Le premier conseil de défense énergétique sous le feu des critiques de l’opposition

Les partis d’opposition se sont montrés très critiques envers l’exécutif sur l’opacité du premier Conseil de défense énergétique convoqué par Emmanuel Macron vendredi 2 septembre à l’Élysée, dédié aux questions d’approvisionnement en gaz et en électricité.

Macron addresses French ambassadors conference at the Elysee Palace
De la gauche à l’extrême droite, les oppositions se sont immédiatement offusquées de cette annonce, déplorant l’attitude du gouvernement. [EPA-EFE/Mohammed Badra / POOL]

Les partis d’opposition se sont montrés très critiques envers l’exécutif sur l’opacité du premier Conseil de défense énergétique convoqué par Emmanuel Macron vendredi 2 septembre à l’Élysée, dédié aux questions d’approvisionnement en gaz et en électricité.

Habituellement réuni pour des questions relevant de la sécurité nationale, le Conseil de défense a été étendu, lors de la crise sanitaire de la Covid-19, aux questions de santé.
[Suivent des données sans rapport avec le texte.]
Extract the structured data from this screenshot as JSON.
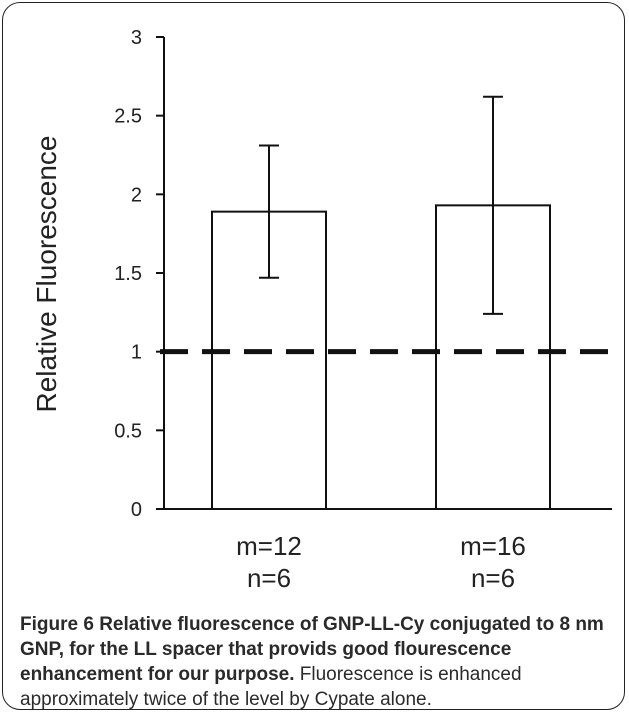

Les discussions qui se tiennent dans ce « conseil des ministres resserré » ont lieu à huis clos et relèvent du secret-défense.

Lors de ce premier Conseil de défense énergétique, ce sont donc les questions relevant de l’approvisionnement en gaz et en électricité de la France qui seront discutées entre le président de la République, la Première ministre et les ministres concernés par le dossier – dont, évidemment, Agnès Pannier-Runacher, ministre de la Transition énergétique. 

De la gauche à l’extrême droite, les oppositions se sont immédiatement offusquées de cette annonce, déplorant l’attitude du gouvernement.

Marine Le Pen, députée et leader du Rassemblement national, demande à la Première ministre Élisabeth Borne la convocation d’une session extraordinaire de l’Assemblée pour débattre et voter « les mesures à prendre pour protéger les Français de la crise énergétique ».

Aussi, Mme Le Pen accuse le président de « contourner le Parlement » et fustige une attitude « intolérable ».

A gauche, le député La France insoumise Thomas Portes s’inquiète du fait que « le président persiste dans l’autoritarisme » en utilisant un « outil antidémocratique ».

Pourtant, sur France info mardi dernier (30 août), Olivier Véran, porte-parole du gouvernement, a assuré que « la transparence est la règle »

Pour les Verts, le député et secrétaire national du parti Julien Bayou reproche au gouvernement d’agir dans l’opacité et d’être « en flagrant délit de défaut d’anticipation », notamment concernant le déploiement des énergies renouvelables, ce qui, selon lui, contribue à la situation actuelle.

Aux critiques des oppositions, le porte-parole du gouvernement a répondu qu’elles peuvent avoir accès à des « renseignements », même scellés par le secret-défense, au sein de la commission Défense du Sénat et de l’Assemblée nationale.

Alors que le géant russe Gazprom a coupé ses livraisons de gaz à Engie jeudi 1er septembre, le porte-parole estime qu’ « on ne peut pas parler de gaz et de crise énergétique sans parler de la Russie et de la guerre en Ukraine »

De ce fait, « des sujets à haute valeur stratégique » seront évoqués au cours du Conseil de défense énergétique, ce qui justifie, selon le gouvernement, que ces échanges soient protégés par le secret-défense.